[slurm-users] Slurm versions 18.08.1 and 17.11.10 are now available
Tim Wickberg
tim at schedmd.com
Thu Oct 4 16:11:37 MDT 2018
We are pleased to announce the availability of Slurm versions 18.08.1
and 17.11.10.
This includes an extensive set of fixes made since 18.08.0 was released
at the end of August, and for 17.11.10 since 17.11.9 was released at the
start of August.
Please note that the 17.11.10 release is expected to be the the last
maintenance release of that series (barring any critical security
issues) as our support team has shifted their attention to the 18.08
release. Also note that support for 17.02 ended in August; SchedMD
customers are encourage to upgrade to a supported major release (18.08
or 17.11) at their earliest convenience.
Slurm can be downloaded from https://www.schedmd.com/downloads.php .
- Tim
--
Tim Wickberg
Chief Technology Officer, SchedMD LLC
Commercial Slurm Development and Support
> * Changes in Slurm 18.08.1
> ==========================
> -- Remove commented-out parts of man pages related to cons_tres work in 19.05,
> as these were showing up on the web version due to a syntax error.
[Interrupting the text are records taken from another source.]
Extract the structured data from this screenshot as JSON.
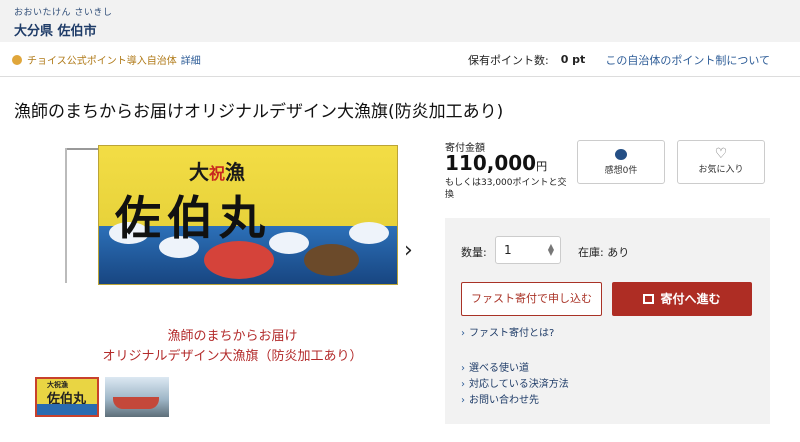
{
  "header": {
    "reading": "おおいたけん さいきし",
    "municipality": "大分県 佐伯市"
  },
  "point_bar": {
    "official_label": "チョイス公式ポイント導入自治体",
    "detail_link": "詳細",
    "holding_label": "保有ポイント数:",
    "holding_value": "0 pt",
    "about_link": "この自治体のポイント制について"
  },
  "product": {
    "title": "漁師のまちからお届けオリジナルデザイン大漁旗(防炎加工あり)",
    "image_caption_1": "漁師のまちからお届け",
    "image_caption_2": "オリジナルデザイン大漁旗（防炎加工あり）",
    "flag_top_text": "大",
    "flag_top_red": "祝",
    "flag_top_text2": "漁",
    "flag_main_text": "佐伯丸",
    "thumb_text_1": "大祝漁",
    "thumb_text_2": "佐伯丸",
    "next_arrow": "›"
  },
  "donation": {
    "label": "寄付金額",
    "amount": "110,000",
    "currency": "円",
    "alt_points": "もしくは33,000ポイントと交換"
  },
  "actions": {
    "impressions_label": "感想0件",
    "favorite_label": "お気に入り",
    "heart_icon": "♡",
    "quantity_label": "数量:",
    "quantity_value": "1",
    "stock_label": "在庫: あり",
    "fast_apply_button": "ファスト寄付で申し込む",
    "donate_button": "寄付へ進む",
    "links": [
      "ファスト寄付とは?",
      "選べる使い道",
      "対応している決済方法",
      "お問い合わせ先"
    ]
  }
}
> -- Prevent slurmctld performance issues in main background loop if multiple
> backup controllers are unavailable.
> -- Add missing user read association lock in burst_buffer/cray during init().
> -- Fix incorrect spacing for PartitionName lines in 'scontrol write config'.
> -- Fix creation of step hwloc xml file for after cpuset cgroup has been
> created.
> -- Add userspace as a valid default governor.
> -- Add timers to group_cache_lookup so if going slow advise
> LaunchParameters=send_gids.
> -- Fix SLURM_STEP_GRES=none to work correctly.
> -- Fix potential memory leak when a failure happens unpacking a ctld_multi_msg.
> -- Fix potential double free when a faulure happens when unpacking a
> node_registration_status_msg.
> -- Fix sacctmgr show runaways.
> -- Removed non-POSIX append operator from configure script for non-bash
> support.
> -- Fix incorrect spacing for PartitionName lines in 'scontrol write config'.
> -- Fix sacct to not print huge reserve times when the job was never eligible.
> -- burst_buffer/cray - Add missing locks around assoc_mgr when timing out a
> burst buffer.
> -- burst_buffer/cray - Update burst buffers when an association or qos
> is removed from the system.
> -- Remove documentation for deprecated Cray/ALPS systems. Please switch to
> Native Cray mode instead.
> -- Completely copy features when copying the list in the slurmctld.
> -- PMIX - Fix issue with packing processes when using an arbitrary task
> distribution.
> -- Fix hostlists to be able to handle nodenames with '-' in them surrounded
> by integers.
> -- Added sort option to sprio output.
> -- Fix correct job CPU count allocated.
> -- Fix sacctmgr setting GrpJobs limit when setting GrpJobsAccrue limit.
> -- Change the defaults to MemLimitEnforce=no and NoOverMemoryKill
> (See RELEASE_NOTES).
> -- Prevent abort when using Cray node features plugin on non-knl.
> -- Add ability to reboot down nodes with scontrol reboot_nodes.
> -- Protect against sending to the slurmdbd if the connection has gone away.
> -- Fix invalid read when not using backup slurmctlds.
> -- Prevent acct coordinators from changing default acct on add user.
> -- Don't allow scontrol top do modify job priorities when priority == 1.
> -- slurmsmwd - change parsing code to handle systems with the svid or inst
> fields set in xtconsumer output.
> -- Fix infinite loop in slurmctld if GRES is specified without a count.
> -- sacct: Print error when unknown arguments are found.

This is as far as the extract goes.